Currently, S3 Select
does not support OFFSET
and hence we cannot paginate the results of the query. Hence, we use scanrange
feature to stream the contents of the S3 file.
Background
Importing (reading) a large file leads Out of Memory
error. It can also lead to a system crash event. There are libraries viz. Pandas, Dask, etc. which are very good at processing large files but again the file is to be present locally i.e. we will have to import it from S3 to our local machine. But what if we do not want to fetch and store the whole S3 file locally at once? 🤔
Well, we can make use of AWS S3 Select
to stream a large file via it's ScanRange
parameter.

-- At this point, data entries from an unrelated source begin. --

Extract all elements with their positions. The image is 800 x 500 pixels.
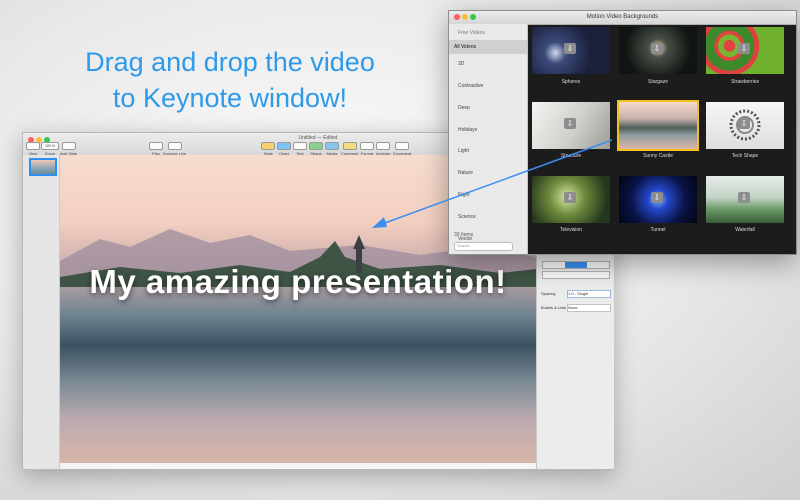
arrowhead-icon <box>372 217 387 228</box>
drag-arrow <box>372 139 613 228</box>
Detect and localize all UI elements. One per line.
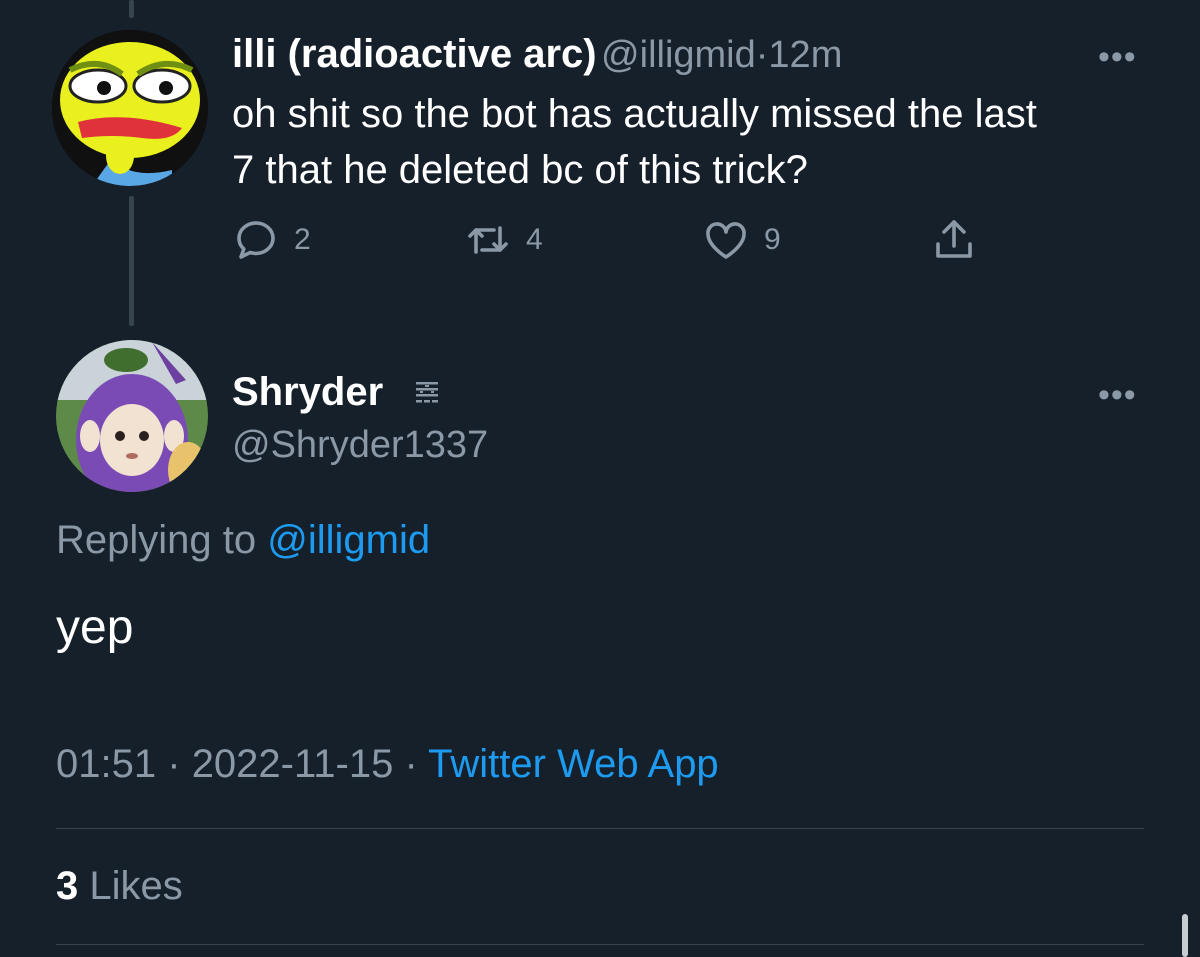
heart-icon [706, 222, 746, 259]
likes-summary[interactable]: 3 Likes [56, 864, 183, 909]
tweet-text-line: 7 that he deleted bc of this trick? [232, 148, 808, 192]
thread-line [129, 196, 134, 326]
more-options-icon[interactable]: ••• [1098, 40, 1137, 74]
display-name[interactable]: Shryder [232, 370, 383, 415]
parent-tweet-text: oh shit so the bot has actually missed t… [232, 86, 1037, 198]
user-handle[interactable]: @Shryder1337 [232, 424, 488, 467]
replying-to-handle-link[interactable]: @illigmid [267, 518, 430, 562]
tweet-date[interactable]: 2022-11-15 [192, 742, 394, 786]
tweet-text-line: oh shit so the bot has actually missed t… [232, 92, 1037, 136]
timestamp[interactable]: 12m [768, 34, 842, 76]
retweet-icon [468, 226, 508, 254]
tweet-time[interactable]: 01:51 [56, 742, 156, 786]
source-app-link[interactable]: Twitter Web App [428, 742, 719, 786]
display-name[interactable]: illi (radioactive arc) [232, 32, 597, 76]
parent-tweet-header: illi (radioactive arc) @illigmid·12m [232, 32, 842, 77]
share-button[interactable] [930, 216, 978, 264]
like-button[interactable]: 9 [702, 216, 781, 264]
display-name-text: Shryder [232, 370, 384, 414]
retweet-count: 4 [526, 223, 543, 256]
replying-to-label: Replying to [56, 518, 257, 562]
replying-to: Replying to @illigmid [56, 518, 430, 563]
avatar[interactable] [56, 340, 208, 492]
retweet-button[interactable]: 4 [464, 216, 543, 264]
avatar[interactable] [52, 30, 208, 186]
separator-dot: · [755, 34, 769, 76]
divider [56, 944, 1144, 945]
teletubby-avatar-image [56, 340, 208, 492]
reply-button[interactable]: 2 [232, 216, 311, 264]
thread-line-top [129, 0, 134, 18]
scrollbar[interactable] [1182, 914, 1188, 957]
share-icon [936, 220, 972, 258]
tweet-text: yep [56, 601, 134, 654]
pepe-avatar-image [52, 30, 208, 186]
reply-icon [237, 221, 275, 259]
like-count: 9 [764, 223, 781, 256]
separator-dot: · [404, 742, 418, 786]
tweet-metadata: 01:51 · 2022-11-15 · Twitter Web App [56, 742, 719, 787]
bot-badge-icon [412, 378, 442, 413]
likes-label: Likes [89, 864, 183, 908]
more-options-icon[interactable]: ••• [1098, 378, 1137, 412]
likes-count: 3 [56, 864, 79, 908]
separator-dot: · [167, 742, 181, 786]
user-handle[interactable]: @illigmid [601, 34, 756, 76]
reply-count: 2 [294, 223, 311, 256]
divider [56, 828, 1144, 829]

This approach…
✔️ Benefits of using S3-Select
- Reduced IO — thus better performance
- Reduced costs due to smaller data transfer fees
- Multiple chunks can be run in parallel to expedite the file processing using
ScanRange
in multiple threads/processes
❗ Limitations of S3 Select
- The maximum length of a record in the input or result is 1 MB
- Amazon S3 Select can only emit nested data using the JSON output format
- S3 select returns a stream of encoded bytes, so we have to loop over the returned stream and decode the output
records['Payload'].decode('utf-8')
- Only works on objects stored in CSV, JSON, or Apache Parquet format. For more flexibility/features, you can go for AWS Athena
📑 Resources
- My GitHub repository demonstrating the above approach
- AWS S3 Select boto3 reference
- AWS S3 Select userguide
- AWS S3 Select Example
You might also wanna read a sequel of this post 👇
Top comments (4)
Hi Idris, Great post! I tried to do a similar code where I select all data from a s3 file and recreated this same file locally with the same exact format. But after building the file I noticed that the local file had fewer records than the real one. As I increased the chunk size of the scan range the difference between the s3 file and the local file diminished. Do you have any idea why this might happen? Obs: file format: CSV , No compression, 5000 and 20000 bytes chunk range used for the tests. Once again, thank you for the post.
Hi,
Glad that you liked the post and it helped you in your use-case.
With this process of streaming the data, you have to keep retrieving the file chunk from S3 until you reach the total file size. I would recommend to clone this repo and compare with your local code to identify if you missed something 😉
Optionally, I would recommend to also check out the sequel to this post for parallel processing 😁
Parallelize Processing a Large AWS S3 File
Idris Rampurawala ・ Jun 25 ・ 6 min read
Thank you! I found out what I was missing, I made the start_byte = end_byte + 1. Losing one row per chunk. Your next article was exact what I was looking for for the next step of my program.
Is this the maximum file size of the file on S3?
Is there any size limit on the file that I want to "filter"?